Snow geese in flight. Image credit: Creative Commons

The shrub layer includes dwarf birch, willow, and Labrador tea. Spectacular “string fens” of raised linear shrub fen alternating with flowing water are abundant across much of the region. On natural levees along rivers in the interior, soils are better drained, and trees, including white spruce and balsam poplar, are larger and grow in denser stands. Poorly drained areas support mosses, lichens, and sedges, and raised beaches closer to the coast support a linear pattern of ridges covered with black spruce alternating with depressional bogs and fens. A vague tree-line parallels the Hudson Bay coast around 5–50 or more kilometers inland. 
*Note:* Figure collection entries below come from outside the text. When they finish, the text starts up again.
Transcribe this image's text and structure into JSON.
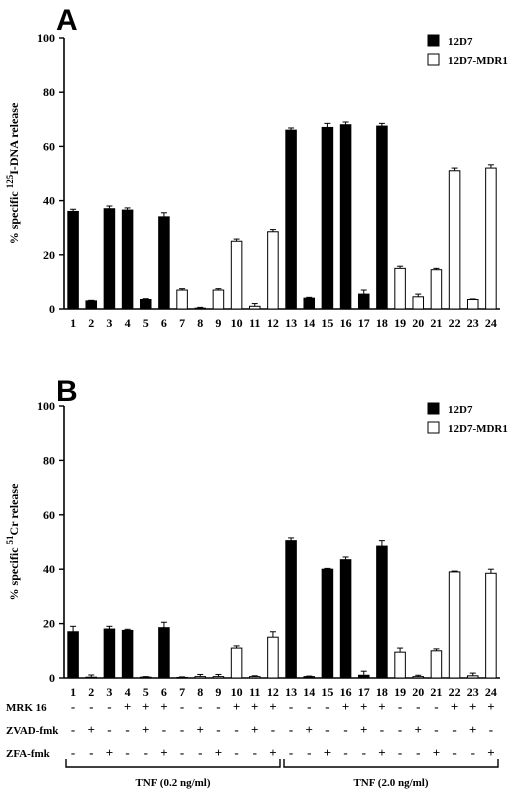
{
  "chart_data": [
    {
      "panel_label": "A",
      "type": "bar",
      "ylabel_prefix": "% specific ",
      "ylabel_sup": "125",
      "ylabel_suffix": "I-DNA release",
      "ylim": [
        0,
        100
      ],
      "yticks": [
        0,
        20,
        40,
        60,
        80,
        100
      ],
      "categories": [
        "1",
        "2",
        "3",
        "4",
        "5",
        "6",
        "7",
        "8",
        "9",
        "10",
        "11",
        "12",
        "13",
        "14",
        "15",
        "16",
        "17",
        "18",
        "19",
        "20",
        "21",
        "22",
        "23",
        "24"
      ],
      "series": [
        {
          "name": "12D7",
          "color": "#000000",
          "indices": [
            1,
            2,
            3,
            4,
            5,
            6,
            13,
            14,
            15,
            16,
            17,
            18
          ]
        },
        {
          "name": "12D7-MDR1",
          "color": "#ffffff",
          "indices": [
            7,
            8,
            9,
            10,
            11,
            12,
            19,
            20,
            21,
            22,
            23,
            24
          ]
        }
      ],
      "values": [
        36,
        3,
        37,
        36.5,
        3.5,
        34,
        7,
        0.3,
        7,
        25,
        1,
        28.5,
        66,
        4,
        67,
        68,
        5.5,
        67.5,
        15,
        4.5,
        14.5,
        51,
        3.5,
        52
      ],
      "errors": [
        0.8,
        0.2,
        1,
        0.8,
        0.3,
        1.5,
        0.5,
        0.3,
        0.5,
        0.8,
        1,
        0.8,
        0.8,
        0.3,
        1.5,
        1,
        1.5,
        1,
        0.8,
        1,
        0.5,
        1,
        0.2,
        1.2
      ],
      "legend_position": "top-right"
    },
    {
      "panel_label": "B",
      "type": "bar",
      "ylabel_prefix": "% specific ",
      "ylabel_sup": "51",
      "ylabel_suffix": "Cr release",
      "ylim": [
        0,
        100
      ],
      "yticks": [
        0,
        20,
        40,
        60,
        80,
        100
      ],
      "categories": [
        "1",
        "2",
        "3",
        "4",
        "5",
        "6",
        "7",
        "8",
        "9",
        "10",
        "11",
        "12",
        "13",
        "14",
        "15",
        "16",
        "17",
        "18",
        "19",
        "20",
        "21",
        "22",
        "23",
        "24"
      ],
      "series": [
        {
          "name": "12D7",
          "color": "#000000",
          "indices": [
            1,
            2,
            3,
            4,
            5,
            6,
            13,
            14,
            15,
            16,
            17,
            18
          ]
        },
        {
          "name": "12D7-MDR1",
          "color": "#ffffff",
          "indices": [
            7,
            8,
            9,
            10,
            11,
            12,
            19,
            20,
            21,
            22,
            23,
            24
          ]
        }
      ],
      "values": [
        17,
        0.3,
        18,
        17.5,
        0.3,
        18.5,
        0.2,
        0.5,
        0.5,
        11,
        0.5,
        15,
        50.5,
        0.5,
        40,
        43.5,
        1,
        48.5,
        9.5,
        0.5,
        10,
        39,
        0.8,
        38.5
      ],
      "errors": [
        2,
        0.8,
        1,
        0.4,
        0.2,
        2,
        0.2,
        0.8,
        0.8,
        0.8,
        0.3,
        2,
        1,
        0.2,
        0.3,
        1,
        1.5,
        2,
        1.5,
        0.5,
        0.7,
        0.3,
        1,
        1.5
      ],
      "legend_position": "top-right"
    }
  ],
  "conditions": {
    "rows": [
      {
        "label": "MRK 16",
        "marks": [
          "-",
          "-",
          "-",
          "+",
          "+",
          "+",
          "-",
          "-",
          "-",
          "+",
          "+",
          "+",
          "-",
          "-",
          "-",
          "+",
          "+",
          "+",
          "-",
          "-",
          "-",
          "+",
          "+",
          "+"
        ]
      },
      {
        "label": "ZVAD-fmk",
        "marks": [
          "-",
          "+",
          "-",
          "-",
          "+",
          "-",
          "-",
          "+",
          "-",
          "-",
          "+",
          "-",
          "-",
          "+",
          "-",
          "-",
          "+",
          "-",
          "-",
          "+",
          "-",
          "-",
          "+",
          "-"
        ]
      },
      {
        "label": "ZFA-fmk",
        "marks": [
          "-",
          "-",
          "+",
          "-",
          "-",
          "+",
          "-",
          "-",
          "+",
          "-",
          "-",
          "+",
          "-",
          "-",
          "+",
          "-",
          "-",
          "+",
          "-",
          "-",
          "+",
          "-",
          "-",
          "+"
        ]
      }
    ],
    "groups": [
      {
        "label": "TNF (0.2 ng/ml)",
        "from": 1,
        "to": 12
      },
      {
        "label": "TNF (2.0 ng/ml)",
        "from": 13,
        "to": 24
      }
    ]
  }
}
This ecoregion is noteworthy for containing the southernmost population of polar bears in North America, as well as both the boreal forest-associated woodland caribou and the migratory barren-ground caribou associated with tundra. Other mammals include wolf, black bear, and moose in the southern part of the ecoregion. The Lowland is one of the strongholds of boreal birds as well as shorebirds and waterfowl in North America, including large portions of the continental populations of snow goose, brant, and Canada goose. 

Wolverine. Image credit: Creative Commons

This ecoregion has 11% of its area protected, but the province of Ontario has committed to protecting more than half of the region. Currently approximately 43% of the ecoregion is intact. Threats include proposals for massive peat mining operations, as well as mining for minerals and hydropower development. 

Priority conservation actions for the next decade are to: 1) greatly increase federal and provincial designation of conservation lands in order to maintain the intactness of natural vegetation across the ecoregion; 2) continue and expand the current “let it burn” fire policy for most of the ecoregion; and 3) increase protection effort of carnivores, including the polar bears.


Citations 

1. Riley, J.L. 2011. Wetlands of the Hudson Bay Lowland: An Ontario Overview. Nature Conservancy of Canada, Toronto, ON.
2. Ricketts, T.H. et al. 1999. Terrestrial Ecoregions of North America: A Conservation Assessment. Island Press, Washington, D.C.
3. Elliott-Fisk, D.L. 2000. The taiga and boreal forest. In M.G. Barbour and W.D. Billings, editors. North American Terrestrial Vegetation, 2nd edition. Cambridge University Press, Cambridge, U.K.